To prevent tumor escape due to antigen loss, targeting new antigens either alone or in combination with BCMA is also being investigated. The G protein-coupled receptor, class C group 5 D (GPRC5D) and Fc receptor-homolog 5 (FcRH5) are highly expressed on MM cells and have been recently tested with promising results as new targets. Dual CAR-T cell targeting strategies (BCMA with CD19, GPRC5D, and SLAMF7) have also been investigated and are currently in early clinical trials to demonstrate their activity.14 Lastly, the use of pharmacological agents able to increase target antigen density on MM cells (GS inhibitors) for BCMA has also been explored to reduce the risk of relapse.10
Additional challenges that need to be considered in this context are related to the timing of these strategies in the disease course. While most of the studies were performed in the relapsed setting, recent studies reported that triple-refractory patients have a distinct immune microenvironment characterized by reduction of CD4 T cells, lower levels of naive T cell, and decreased numbers of central memory T cells when compared to newly diagnosed (NDMM) patients.15 Taken together, these data suggest that earlier use of these therapies in the disease course may be more appropriate.
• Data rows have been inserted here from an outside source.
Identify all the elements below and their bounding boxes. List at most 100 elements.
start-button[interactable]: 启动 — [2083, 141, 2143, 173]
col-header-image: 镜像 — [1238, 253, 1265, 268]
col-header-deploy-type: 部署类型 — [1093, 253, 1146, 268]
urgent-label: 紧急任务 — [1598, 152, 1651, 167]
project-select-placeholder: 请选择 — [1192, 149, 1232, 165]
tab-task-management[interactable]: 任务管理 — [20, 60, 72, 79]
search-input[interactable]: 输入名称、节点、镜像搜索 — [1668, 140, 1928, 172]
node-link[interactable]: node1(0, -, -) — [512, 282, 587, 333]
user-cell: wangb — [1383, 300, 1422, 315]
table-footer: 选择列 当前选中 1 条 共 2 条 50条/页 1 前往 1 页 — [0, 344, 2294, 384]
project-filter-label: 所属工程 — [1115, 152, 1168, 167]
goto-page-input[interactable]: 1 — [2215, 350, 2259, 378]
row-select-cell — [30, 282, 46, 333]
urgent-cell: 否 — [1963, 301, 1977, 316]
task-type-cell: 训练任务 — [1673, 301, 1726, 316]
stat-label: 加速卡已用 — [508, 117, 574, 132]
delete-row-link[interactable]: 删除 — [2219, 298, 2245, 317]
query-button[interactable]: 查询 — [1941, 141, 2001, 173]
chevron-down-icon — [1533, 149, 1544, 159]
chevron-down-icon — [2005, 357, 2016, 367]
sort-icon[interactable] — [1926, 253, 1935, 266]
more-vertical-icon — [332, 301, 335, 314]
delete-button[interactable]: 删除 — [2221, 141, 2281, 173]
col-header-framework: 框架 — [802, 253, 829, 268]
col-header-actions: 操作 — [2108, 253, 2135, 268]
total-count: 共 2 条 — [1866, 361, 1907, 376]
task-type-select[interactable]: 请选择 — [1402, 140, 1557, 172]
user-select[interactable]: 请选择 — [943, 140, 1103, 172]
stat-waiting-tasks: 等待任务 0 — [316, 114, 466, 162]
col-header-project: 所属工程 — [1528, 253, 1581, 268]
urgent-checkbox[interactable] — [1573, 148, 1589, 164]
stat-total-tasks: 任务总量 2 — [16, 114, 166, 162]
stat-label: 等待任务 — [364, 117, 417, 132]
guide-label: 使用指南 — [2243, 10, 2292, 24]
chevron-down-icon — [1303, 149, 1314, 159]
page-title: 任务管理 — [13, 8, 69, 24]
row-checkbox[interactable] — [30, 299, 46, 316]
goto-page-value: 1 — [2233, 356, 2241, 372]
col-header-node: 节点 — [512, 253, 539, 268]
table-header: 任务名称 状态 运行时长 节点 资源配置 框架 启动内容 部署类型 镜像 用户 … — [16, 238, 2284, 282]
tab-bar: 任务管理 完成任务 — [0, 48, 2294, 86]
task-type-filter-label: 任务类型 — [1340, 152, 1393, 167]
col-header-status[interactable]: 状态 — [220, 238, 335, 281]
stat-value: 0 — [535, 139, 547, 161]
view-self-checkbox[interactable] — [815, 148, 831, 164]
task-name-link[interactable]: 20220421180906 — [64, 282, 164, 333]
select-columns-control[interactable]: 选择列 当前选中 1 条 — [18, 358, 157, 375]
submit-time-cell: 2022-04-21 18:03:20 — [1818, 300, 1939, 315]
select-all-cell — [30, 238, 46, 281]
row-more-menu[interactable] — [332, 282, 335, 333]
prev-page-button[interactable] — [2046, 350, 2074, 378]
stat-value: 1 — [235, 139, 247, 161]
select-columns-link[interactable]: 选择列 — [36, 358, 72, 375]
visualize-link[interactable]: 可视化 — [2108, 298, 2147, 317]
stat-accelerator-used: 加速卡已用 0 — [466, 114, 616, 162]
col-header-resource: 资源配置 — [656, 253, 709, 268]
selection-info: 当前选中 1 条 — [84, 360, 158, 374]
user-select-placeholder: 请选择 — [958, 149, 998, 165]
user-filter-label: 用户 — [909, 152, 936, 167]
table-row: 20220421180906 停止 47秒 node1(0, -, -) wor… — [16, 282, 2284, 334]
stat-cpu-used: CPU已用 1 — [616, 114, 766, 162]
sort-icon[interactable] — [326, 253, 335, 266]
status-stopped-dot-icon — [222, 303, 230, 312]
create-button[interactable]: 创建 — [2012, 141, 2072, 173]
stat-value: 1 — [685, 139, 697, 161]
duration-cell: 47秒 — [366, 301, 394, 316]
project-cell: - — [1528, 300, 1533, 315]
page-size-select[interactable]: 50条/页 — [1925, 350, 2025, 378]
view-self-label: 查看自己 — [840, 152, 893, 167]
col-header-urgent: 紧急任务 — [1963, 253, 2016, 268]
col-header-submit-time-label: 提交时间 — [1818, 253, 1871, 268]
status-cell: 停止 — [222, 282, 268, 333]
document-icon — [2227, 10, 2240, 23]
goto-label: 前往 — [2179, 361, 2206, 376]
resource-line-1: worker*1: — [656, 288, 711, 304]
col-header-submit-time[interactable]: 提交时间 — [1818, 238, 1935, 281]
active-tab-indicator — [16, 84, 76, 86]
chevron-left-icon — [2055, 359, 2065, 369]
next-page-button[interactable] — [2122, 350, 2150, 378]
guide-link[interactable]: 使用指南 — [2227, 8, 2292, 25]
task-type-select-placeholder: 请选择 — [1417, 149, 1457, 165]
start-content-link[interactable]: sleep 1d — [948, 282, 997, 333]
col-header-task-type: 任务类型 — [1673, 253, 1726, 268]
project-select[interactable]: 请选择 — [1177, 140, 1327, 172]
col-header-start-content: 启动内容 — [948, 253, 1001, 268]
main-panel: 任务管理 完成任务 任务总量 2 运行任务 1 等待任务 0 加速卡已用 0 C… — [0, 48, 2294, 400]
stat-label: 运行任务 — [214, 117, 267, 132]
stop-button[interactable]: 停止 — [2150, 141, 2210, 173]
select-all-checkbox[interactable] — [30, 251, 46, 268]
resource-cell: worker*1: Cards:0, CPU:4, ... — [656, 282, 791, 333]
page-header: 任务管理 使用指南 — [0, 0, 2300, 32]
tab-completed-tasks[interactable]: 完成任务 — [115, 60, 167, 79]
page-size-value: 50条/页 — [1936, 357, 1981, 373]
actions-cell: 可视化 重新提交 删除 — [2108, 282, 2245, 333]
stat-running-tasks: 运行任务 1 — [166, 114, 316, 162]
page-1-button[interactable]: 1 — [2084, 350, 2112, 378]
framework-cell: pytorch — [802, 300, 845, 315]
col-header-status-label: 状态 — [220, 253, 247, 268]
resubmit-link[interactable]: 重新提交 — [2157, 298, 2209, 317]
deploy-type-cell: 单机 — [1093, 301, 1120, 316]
Two multicenter clinical trials, KarMMa-4 and CARTITUDE-4, are now exploring the use of CAR-T cell therapies in combination with standard MM regimens in earlier lines of treatment.2
In conclusion, the development of T cell-based therapies has provided new treatment options for MM patients, but at present, their use is limited by the ability to generate durable anti-MM T cell responses. Immune dysregulation caused by intrinsic T cell defects or tolerogenic BM microenvironment and/or antigen escape due to antigen loss have been associated with limited activity and development of relapse. Further studies will help determine whether these factors remain important with other multiantigen–targeting strategies, and when these approaches are used earlier in the disease course. An increased understanding of the complex interactions between the malignant clone and immune cells is also critical to optimize these therapies and achieve more durable remissions. As such, a comprehensive genomic and transcriptomic analysis of the tumor together with the immune cell repertoire analysis can help to identify patients with the highest likelihood of relapse and lead to the development of prevention strategies. Such approaches can guide the development of dynamic biomarkers of response to T cell-based therapies that capture tumor and immune response evolution and predict clinical outcomes.
Disclosures
The authors have no conflicts of interests to disclose.
Acknowledgments
As a result of the space constraints, we apologize that we were unable to cite all our colleagues that have made an impact in defining our current knowledge on this topic.